ACEH UTARA (RA) – Asosiasi Perangkat Desa Seluruh Indonesia (Apdesi) Aceh Utara, meminta bupati untuk turun tangan menyelesaikan persoalan sengketa lahan antara masyarakat Kilometer VIII Kecamatan Simpang Keuramat dengan PT Setya Agung (SA) Pasalnya, PT Setya Agung telah membuat pengaduan ke Polres Lhokseumawe atas dugaan tindak pidana penyerobotan hak atas tanah oleh Syahrizal Ir, selaku staf legal perusahaan kepada geuchik serta warga Gampong Kilometer VIII, Kecamatan Simpang Keuramat, Aceh Utara.
“Kami menilai selama ini, bupati hanya bisa berdiam diri dan membiarkan hal ini menjadi polemik berkepanjangan. Sebenarnya, ini menyangkut hak hidup rakyat yang perlu ditangani oleh pimpinan daerah,” tegas Ketua Apdesi Aceh Utara, Abubakar, dalam keterangan tertulis kepada Rakyat Aceh, kemarin.
Abubakar mengatakan, jika Pemkab tidak segera bertindak maka polimik yang terjadi antara warga dan perusahaan akan menjadi bom waktu yang sewaktu-waktu akan meledak dan akhirnya masyarakat yang menjadi korban.

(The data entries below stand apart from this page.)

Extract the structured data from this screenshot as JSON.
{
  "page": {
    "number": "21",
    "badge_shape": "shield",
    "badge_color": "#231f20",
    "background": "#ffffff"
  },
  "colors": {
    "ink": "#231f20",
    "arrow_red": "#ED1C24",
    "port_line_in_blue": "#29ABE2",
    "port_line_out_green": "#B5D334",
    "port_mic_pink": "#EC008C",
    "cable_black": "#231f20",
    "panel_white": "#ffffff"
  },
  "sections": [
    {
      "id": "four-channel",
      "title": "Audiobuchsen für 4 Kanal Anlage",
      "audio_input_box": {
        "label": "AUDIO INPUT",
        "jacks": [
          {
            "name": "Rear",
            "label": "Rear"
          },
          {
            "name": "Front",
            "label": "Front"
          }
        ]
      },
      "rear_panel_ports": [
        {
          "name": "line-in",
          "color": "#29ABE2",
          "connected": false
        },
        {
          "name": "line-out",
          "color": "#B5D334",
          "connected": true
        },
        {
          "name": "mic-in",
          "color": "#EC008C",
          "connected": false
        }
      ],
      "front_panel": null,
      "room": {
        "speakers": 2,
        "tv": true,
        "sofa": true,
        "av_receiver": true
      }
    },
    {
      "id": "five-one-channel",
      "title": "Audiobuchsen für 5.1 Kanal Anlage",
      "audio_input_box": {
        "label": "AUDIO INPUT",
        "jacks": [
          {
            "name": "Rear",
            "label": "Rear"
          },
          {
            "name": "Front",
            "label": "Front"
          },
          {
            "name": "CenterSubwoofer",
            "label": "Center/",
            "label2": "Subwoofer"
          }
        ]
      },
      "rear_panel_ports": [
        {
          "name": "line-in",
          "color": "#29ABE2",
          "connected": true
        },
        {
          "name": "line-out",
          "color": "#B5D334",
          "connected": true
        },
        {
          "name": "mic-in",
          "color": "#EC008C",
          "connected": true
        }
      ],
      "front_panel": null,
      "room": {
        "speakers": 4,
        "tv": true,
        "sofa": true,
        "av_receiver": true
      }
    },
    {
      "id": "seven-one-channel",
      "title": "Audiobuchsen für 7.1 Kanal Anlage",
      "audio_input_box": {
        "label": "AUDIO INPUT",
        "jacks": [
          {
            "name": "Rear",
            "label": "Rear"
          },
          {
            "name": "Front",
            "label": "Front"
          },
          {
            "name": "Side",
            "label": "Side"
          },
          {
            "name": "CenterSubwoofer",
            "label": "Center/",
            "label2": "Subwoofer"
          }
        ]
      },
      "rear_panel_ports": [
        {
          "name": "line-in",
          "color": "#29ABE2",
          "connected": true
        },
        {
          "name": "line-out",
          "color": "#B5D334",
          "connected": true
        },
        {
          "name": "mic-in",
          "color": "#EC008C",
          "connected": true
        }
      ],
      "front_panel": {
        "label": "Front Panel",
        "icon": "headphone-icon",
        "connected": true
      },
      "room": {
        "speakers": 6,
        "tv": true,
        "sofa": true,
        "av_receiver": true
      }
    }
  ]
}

Terlebih lagi menurut pemberitaan di media berdasarkan surat PT SA, bupati telah duduk dengan management Perusahaan untuk penyelesaian sengketa tersebut, namun sampai sekarang warga tidak tahu apa yang menjadi kesimpulan dalam pertemuan itu.

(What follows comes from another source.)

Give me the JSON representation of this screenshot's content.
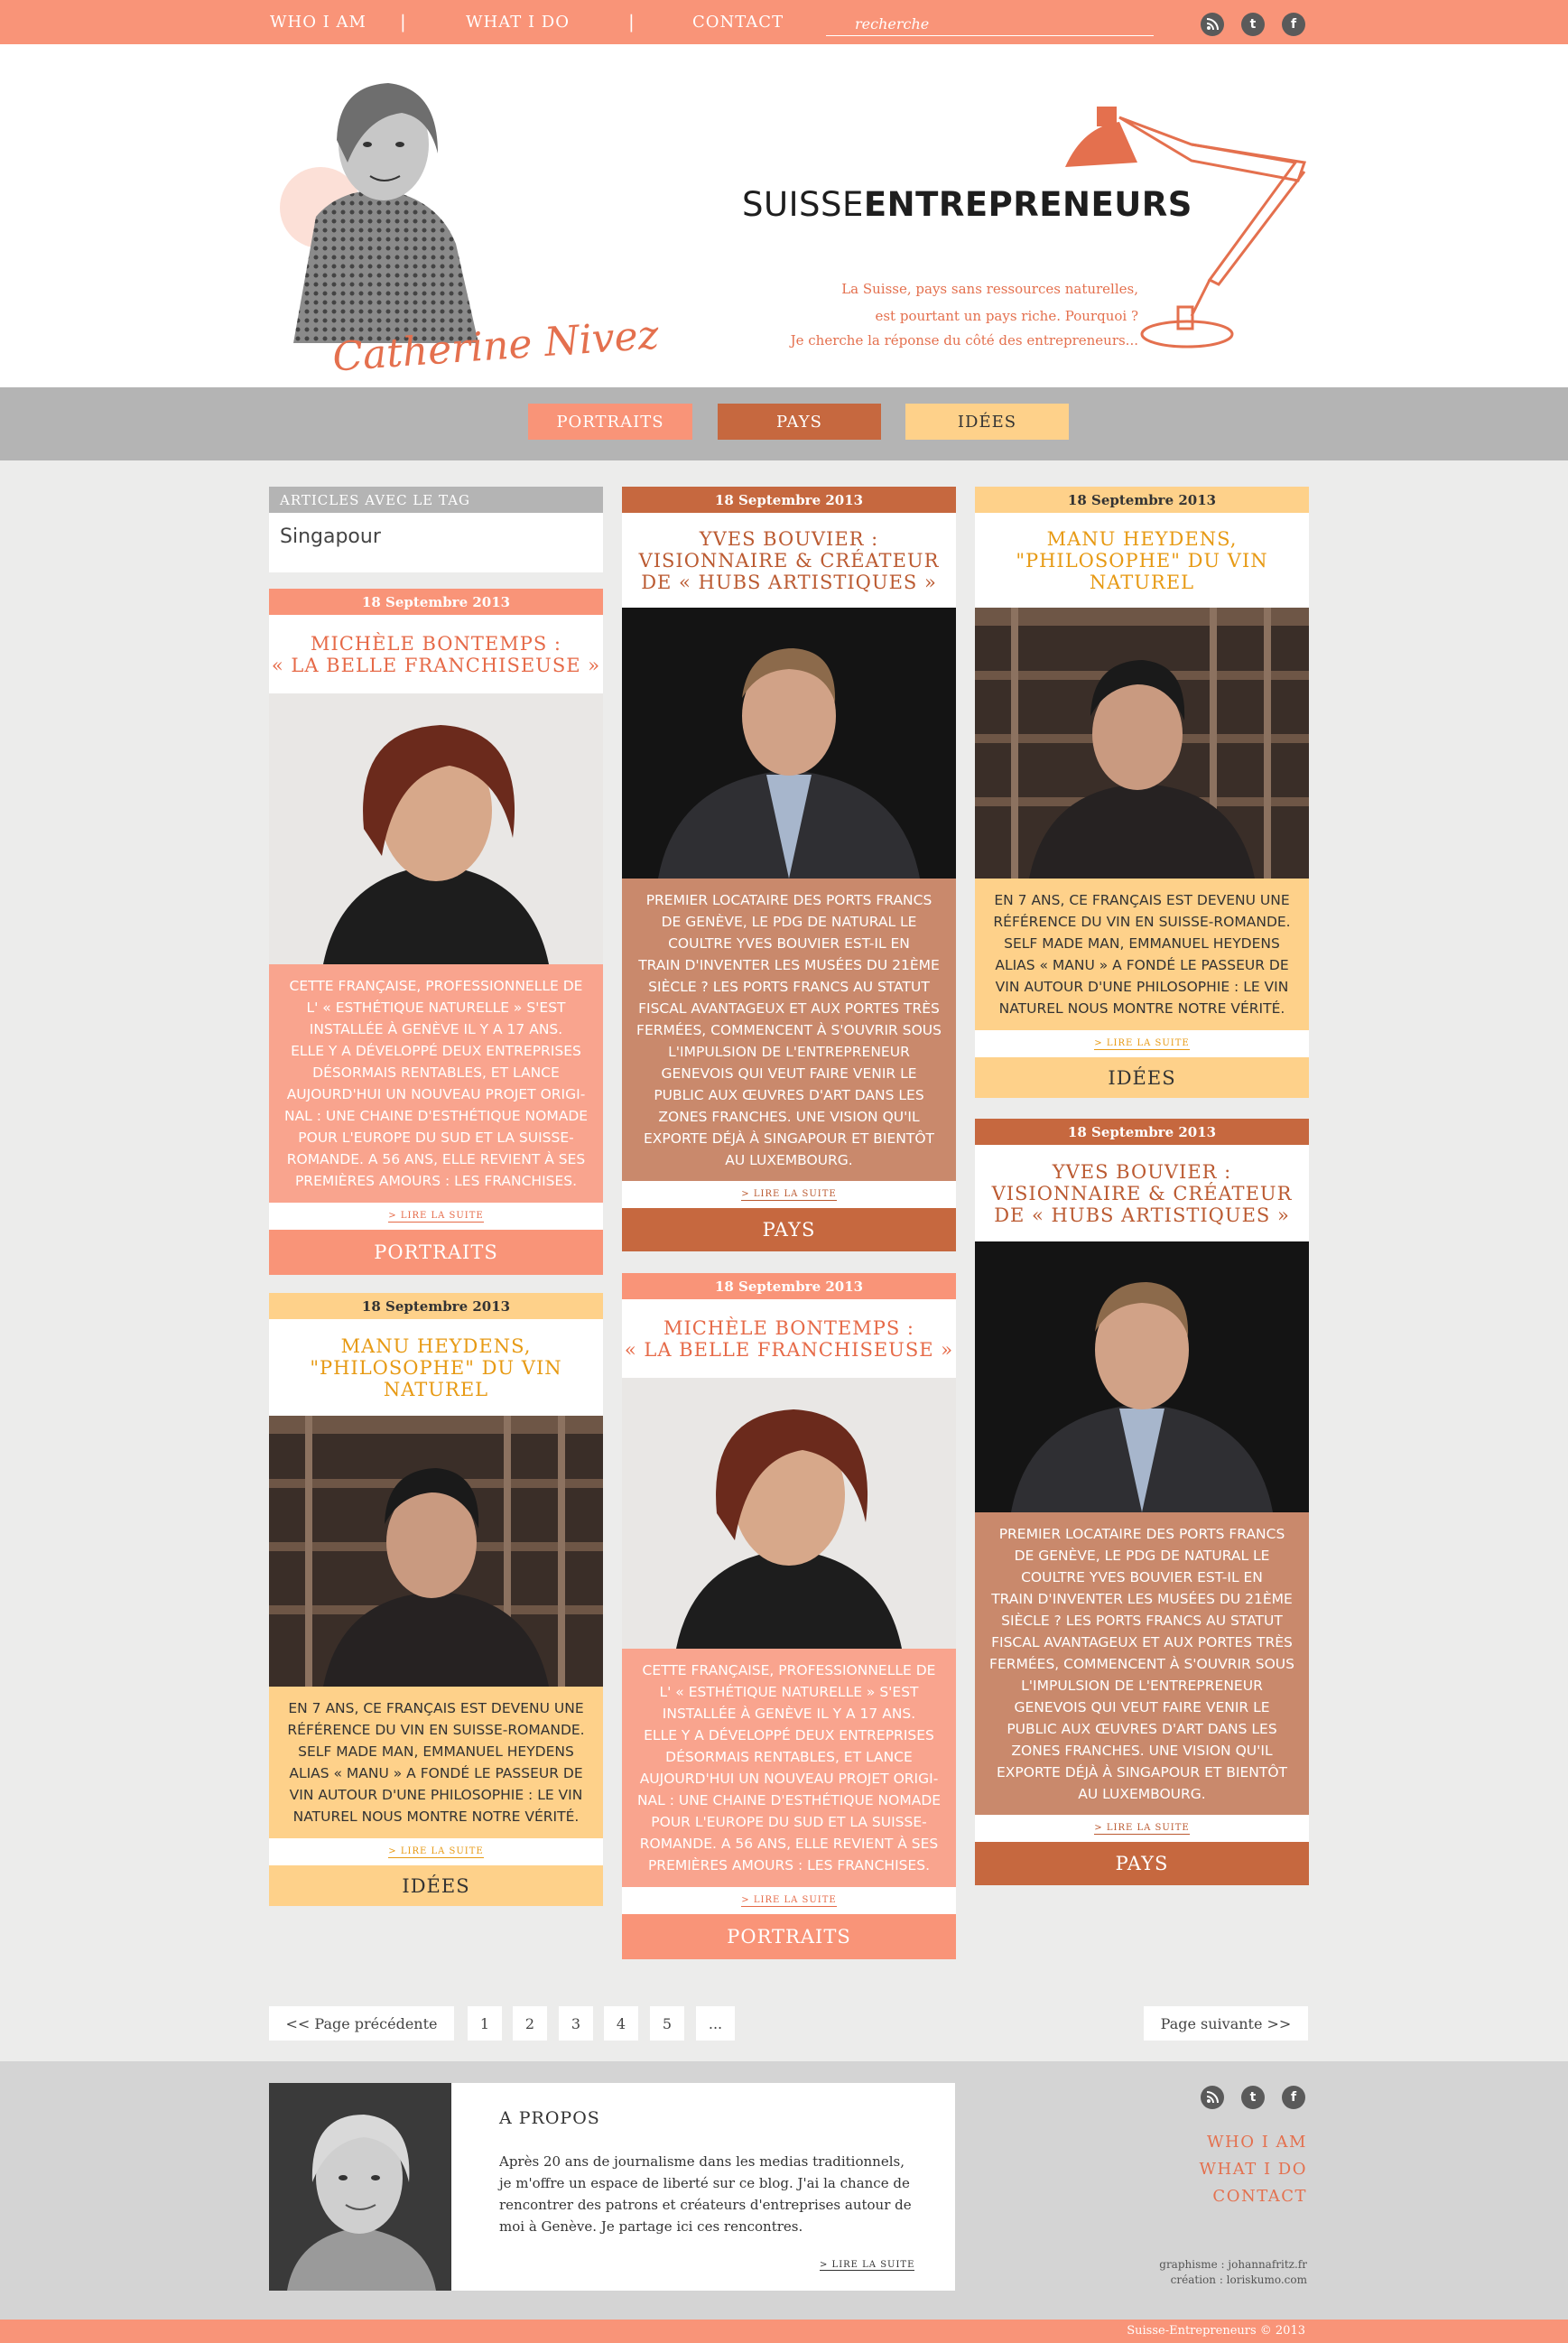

“Jika pemerintah tidak hadir untuk penyelesaian sengketa ini secara parsiasif, maka jika tidak asumsi masyarakat pemimpin mereka diam bisa di artikan mendukung konflik itu berjalan secara masive dan ini jelas sangat bertolak belakang dengan visi misi Bupati Cek Mad,” ungkap Ketua Geusyik Aceh Utara ini.
Diberitakan sebelumnya, PT Setya Agung dituding telah melakukan penyerobotan lahan milik masyarakat di Gampong Kilometer VIII, Kecamatan Simpang Keuramat, Aceh Utara. Dimana, Perusahaan Perkebunan yang mulai beroperasi sejak 1981 silam dinilai telah menguasai lahan milik Gampong Kilometer VIII secara sepihak.

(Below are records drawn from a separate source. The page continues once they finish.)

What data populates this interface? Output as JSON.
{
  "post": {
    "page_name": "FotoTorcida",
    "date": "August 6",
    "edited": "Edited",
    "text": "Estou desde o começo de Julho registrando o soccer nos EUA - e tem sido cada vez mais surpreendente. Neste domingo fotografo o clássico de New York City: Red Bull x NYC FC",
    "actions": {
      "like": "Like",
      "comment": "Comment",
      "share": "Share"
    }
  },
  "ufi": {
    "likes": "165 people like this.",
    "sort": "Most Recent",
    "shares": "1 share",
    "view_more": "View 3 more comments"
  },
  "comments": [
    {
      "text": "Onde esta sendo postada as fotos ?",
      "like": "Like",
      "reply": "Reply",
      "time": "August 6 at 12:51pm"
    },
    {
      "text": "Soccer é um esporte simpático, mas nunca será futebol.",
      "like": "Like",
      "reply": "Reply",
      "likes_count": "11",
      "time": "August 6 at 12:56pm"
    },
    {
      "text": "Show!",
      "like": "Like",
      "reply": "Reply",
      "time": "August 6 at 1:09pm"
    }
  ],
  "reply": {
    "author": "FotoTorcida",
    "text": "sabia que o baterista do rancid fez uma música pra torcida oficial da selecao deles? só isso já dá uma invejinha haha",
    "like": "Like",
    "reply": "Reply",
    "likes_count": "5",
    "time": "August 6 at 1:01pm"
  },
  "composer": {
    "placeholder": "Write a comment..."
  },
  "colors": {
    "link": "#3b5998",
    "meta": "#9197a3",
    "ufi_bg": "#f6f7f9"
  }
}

“Lahan itu punya masyarakat dan kami memiliki peta terhadap lahan dimaksud yakni peta wilayah desa yang dikeluarkan oleh pemerintah pada tahun 1880,” ucap Kepala Dusun Keuramat, Gampong Kilometer VIII Kecamatan Simpang Keuramat, Aceh Utara, Muhammad Nasir.
Menurutnya, sengketa lahan antara PT Satya Agung itu sudah berlangsung sejak 1982, namun orangtua sebelumnya tidak berani melakukan protes. Namun sejak 2018, masyarakat dengan berpatokan pada peta batas wilayah memberanikan diri untuk menggarap kembali lahan yang telah ditelantarkan dengan membabatnya (Imas) kembali untuk bercocok tanam.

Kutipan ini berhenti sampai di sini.